BI Data Modeling Engineer
Salary: $120k-$140k + bonus
Location: Chicago, IL
Hybrid: 3 days onsite, 2 days remote
*We are unable to provide sponsorship for this role*
Qualifications
· Bachelor’s degree
· 7+ years of experience in data modeling, data warehousing, and ETL processes.
· Strong Hands-on experience of dimensional modeling, fact tables, star/snowflake schemas, slowly changing dimensions (SCDs), and tools like Erwin.
· Expertise with SQL (including Transact-SQL) and deep experience with relational database systems such as Microsoft SQL Server.
· Experience with data pipelines using ETL or Extract, Load, Transform (ELT) techniques and tools such as Azure Data Factory (ADF) to load data into analytics data marts, data warehouses and data lakes.
· Experience with analytics data platforms such as Azure Synapse Analytics, OneLake or Microsoft Fabric.
· Familiarity with Business Intelligence (BI) platforms such as Microsoft Power BI and Qlik Sense, and experience supporting enterprise reporting.
· Exposure to Python, PySpark, Databricks
· Understanding of data governance principles, access controls, and data protection
· Experience working with operational analytics domains such as Human Resources (HR), Finance, or Risk Management; professional services industry experience is a plus.
Responsibilities
· Data Modeling Design: Create and maintain conceptual, logical, and physical data models that support reporting and analytics across enterprise systems.
· Business Partnership: Collaborate with stakeholders to translate business needs into scalable data structures and solutions.
· ETL Development Support: Contribute to the design of Extract, Transform, Load (ETL) processes to ensure efficient data movement into Business Intelligence (BI) platforms and warehouses.
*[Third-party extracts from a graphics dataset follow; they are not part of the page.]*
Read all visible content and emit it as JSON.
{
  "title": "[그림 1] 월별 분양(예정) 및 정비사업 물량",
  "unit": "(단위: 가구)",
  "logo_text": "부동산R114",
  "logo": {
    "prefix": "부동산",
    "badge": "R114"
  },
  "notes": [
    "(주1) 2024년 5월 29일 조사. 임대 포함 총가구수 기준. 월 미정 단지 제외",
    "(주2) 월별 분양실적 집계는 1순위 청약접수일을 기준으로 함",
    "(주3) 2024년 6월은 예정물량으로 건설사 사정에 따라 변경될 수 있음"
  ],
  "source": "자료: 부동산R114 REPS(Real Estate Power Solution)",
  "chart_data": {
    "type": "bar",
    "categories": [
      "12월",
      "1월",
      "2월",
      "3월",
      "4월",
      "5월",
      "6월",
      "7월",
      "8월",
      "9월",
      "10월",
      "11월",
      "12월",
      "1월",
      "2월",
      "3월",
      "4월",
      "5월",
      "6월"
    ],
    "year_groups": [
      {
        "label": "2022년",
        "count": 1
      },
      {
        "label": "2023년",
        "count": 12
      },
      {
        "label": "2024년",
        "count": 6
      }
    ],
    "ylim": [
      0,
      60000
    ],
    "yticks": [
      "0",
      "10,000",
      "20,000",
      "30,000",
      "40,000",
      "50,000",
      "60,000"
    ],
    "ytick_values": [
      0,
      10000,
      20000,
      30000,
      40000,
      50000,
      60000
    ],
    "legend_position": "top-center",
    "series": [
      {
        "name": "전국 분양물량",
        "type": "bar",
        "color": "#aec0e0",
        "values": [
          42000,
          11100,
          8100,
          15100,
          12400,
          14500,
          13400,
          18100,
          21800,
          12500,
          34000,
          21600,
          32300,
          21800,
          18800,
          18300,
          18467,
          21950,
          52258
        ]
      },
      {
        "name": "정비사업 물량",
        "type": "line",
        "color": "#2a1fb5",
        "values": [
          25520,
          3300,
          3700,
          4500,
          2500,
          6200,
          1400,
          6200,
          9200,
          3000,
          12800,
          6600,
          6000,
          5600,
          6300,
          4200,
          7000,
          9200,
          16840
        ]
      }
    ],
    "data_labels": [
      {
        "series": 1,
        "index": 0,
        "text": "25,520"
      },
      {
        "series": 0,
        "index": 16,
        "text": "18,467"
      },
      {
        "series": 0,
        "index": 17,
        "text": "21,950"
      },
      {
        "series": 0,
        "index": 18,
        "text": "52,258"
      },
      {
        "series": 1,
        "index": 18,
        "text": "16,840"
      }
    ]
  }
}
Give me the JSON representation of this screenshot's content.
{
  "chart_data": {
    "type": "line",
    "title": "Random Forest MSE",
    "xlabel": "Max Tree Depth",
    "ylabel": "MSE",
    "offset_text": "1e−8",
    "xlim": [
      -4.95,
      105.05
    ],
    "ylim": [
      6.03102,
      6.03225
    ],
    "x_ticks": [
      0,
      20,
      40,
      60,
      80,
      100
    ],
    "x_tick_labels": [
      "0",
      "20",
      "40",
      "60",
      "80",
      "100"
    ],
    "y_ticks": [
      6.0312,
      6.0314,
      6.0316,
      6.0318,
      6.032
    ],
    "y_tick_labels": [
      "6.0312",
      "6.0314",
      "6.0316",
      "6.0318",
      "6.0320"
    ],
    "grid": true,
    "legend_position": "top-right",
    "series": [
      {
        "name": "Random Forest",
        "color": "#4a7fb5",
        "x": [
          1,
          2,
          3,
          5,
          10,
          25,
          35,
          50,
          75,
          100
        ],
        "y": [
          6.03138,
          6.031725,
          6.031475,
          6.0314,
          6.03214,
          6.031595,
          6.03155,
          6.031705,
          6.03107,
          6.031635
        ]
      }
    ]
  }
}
· Data Quality & Validation: Implement checks and rules to ensure data accuracy, consistency, and reliability across systems.
· Performance Optimization: Continuously monitor and refine data models and database performance for efficient querying and reporting.
· Documentation & Governance: Maintain clear documentation of models, schemas, and data flows while adhering to data governance standards.
· Data Security: Help design access controls and security measures to protect sensitive data.
· Advanced Querying: Develop and utilize Structured Query Language (SQL) queries for ad hoc analysis, troubleshooting, and data validation.
· Agile Collaboration: Participate in Agile workflows across analysis, development, quality assurance (QA), and user acceptance testing (UAT) phases as a data subject matter expert.